Refugees International visited Kuwait to assess the
condition of statelessness faced by bidun (meaning ‘without’ in Arabic) and evaluate government efforts to remedy this denial of basic human
rights. We found few tangible changes.
Cars in Kuwait City: Kuwait, a small oil-rich country, is bordered by Saudi Arabia, Iraq and Iran. The difficult negotiations of the Ugair Conference that fixed the borders between Kuwait and its neighbors in 1922 hinted at the nascent problem of Kuwait’s stateless. Housing for Bidun: Many bidun are descendants of Bedouin tribes who once moved freely across what are now national borders. Those whose ancestors could not prove that they were settled in the country were classified as stateless and today live in fetid housing projects. Roadside Stand: Bidun in Kuwait cannot access healthcare or education. They are not permitted to own property, or register a car.
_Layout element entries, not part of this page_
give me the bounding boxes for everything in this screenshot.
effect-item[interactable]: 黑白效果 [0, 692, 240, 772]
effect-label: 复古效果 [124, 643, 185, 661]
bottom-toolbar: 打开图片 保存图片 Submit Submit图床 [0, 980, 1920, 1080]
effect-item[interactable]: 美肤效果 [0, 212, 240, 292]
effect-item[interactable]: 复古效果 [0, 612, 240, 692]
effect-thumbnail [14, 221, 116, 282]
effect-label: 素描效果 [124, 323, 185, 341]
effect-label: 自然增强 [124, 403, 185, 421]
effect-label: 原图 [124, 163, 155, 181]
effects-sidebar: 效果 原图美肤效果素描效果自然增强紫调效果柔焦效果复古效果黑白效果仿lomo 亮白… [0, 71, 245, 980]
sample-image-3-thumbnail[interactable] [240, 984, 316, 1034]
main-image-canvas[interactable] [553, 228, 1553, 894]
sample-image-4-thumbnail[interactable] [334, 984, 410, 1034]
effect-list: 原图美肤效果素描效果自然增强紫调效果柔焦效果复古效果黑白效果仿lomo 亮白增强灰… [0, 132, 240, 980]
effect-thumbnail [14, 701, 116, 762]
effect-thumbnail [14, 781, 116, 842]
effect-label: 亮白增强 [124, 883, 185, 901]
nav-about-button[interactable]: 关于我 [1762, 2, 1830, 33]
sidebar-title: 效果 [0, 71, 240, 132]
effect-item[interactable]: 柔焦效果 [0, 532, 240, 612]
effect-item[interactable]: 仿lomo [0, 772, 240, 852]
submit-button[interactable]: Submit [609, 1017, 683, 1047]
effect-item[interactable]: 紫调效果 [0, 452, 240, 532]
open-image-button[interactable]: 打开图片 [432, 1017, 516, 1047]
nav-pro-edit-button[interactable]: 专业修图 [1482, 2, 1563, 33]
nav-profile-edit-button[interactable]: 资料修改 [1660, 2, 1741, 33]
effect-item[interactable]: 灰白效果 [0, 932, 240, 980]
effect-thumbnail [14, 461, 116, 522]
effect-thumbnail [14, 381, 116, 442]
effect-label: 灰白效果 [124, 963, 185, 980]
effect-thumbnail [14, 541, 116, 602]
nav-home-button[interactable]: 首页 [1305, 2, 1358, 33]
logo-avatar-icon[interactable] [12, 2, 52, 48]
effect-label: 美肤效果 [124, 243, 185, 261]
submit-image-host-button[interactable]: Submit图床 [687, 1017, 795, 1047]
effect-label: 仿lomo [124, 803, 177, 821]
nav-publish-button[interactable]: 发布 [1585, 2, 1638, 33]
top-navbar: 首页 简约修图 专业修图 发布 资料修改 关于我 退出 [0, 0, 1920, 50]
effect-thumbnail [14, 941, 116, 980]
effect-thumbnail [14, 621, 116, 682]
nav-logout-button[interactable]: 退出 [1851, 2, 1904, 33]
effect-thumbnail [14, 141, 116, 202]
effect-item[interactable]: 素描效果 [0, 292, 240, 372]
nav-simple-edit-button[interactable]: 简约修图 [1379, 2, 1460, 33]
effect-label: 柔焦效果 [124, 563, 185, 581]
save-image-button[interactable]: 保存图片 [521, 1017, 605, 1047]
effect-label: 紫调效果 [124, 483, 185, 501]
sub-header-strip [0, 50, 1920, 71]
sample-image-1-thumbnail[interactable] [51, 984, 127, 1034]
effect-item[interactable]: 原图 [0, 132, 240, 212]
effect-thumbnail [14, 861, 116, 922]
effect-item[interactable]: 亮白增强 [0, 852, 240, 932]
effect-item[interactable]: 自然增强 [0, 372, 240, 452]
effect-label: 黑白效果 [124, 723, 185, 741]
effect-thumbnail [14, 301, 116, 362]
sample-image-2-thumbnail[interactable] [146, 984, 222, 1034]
Bidun are also denied formal employment and find odd jobs where they can, such as polishing coffeepots at roadside stands as pictured here. Bidun Without Work: Recent proposals that some police, nurse, and teacher positions be opened to the bidun have not been realized. Necessity forces them to seek livelihoods in the informal economy – hawking fruit, vegetables, and other goods on the street. Parliament Begins to Recognize the Bidun: It’s all talk and no action to solve the situation of the bidun. A new proposal in the Kuwaiti Parliament aims to honor some civil and social rights of the bidun, but it does not address the underlying problem of the need to regularize their legal status.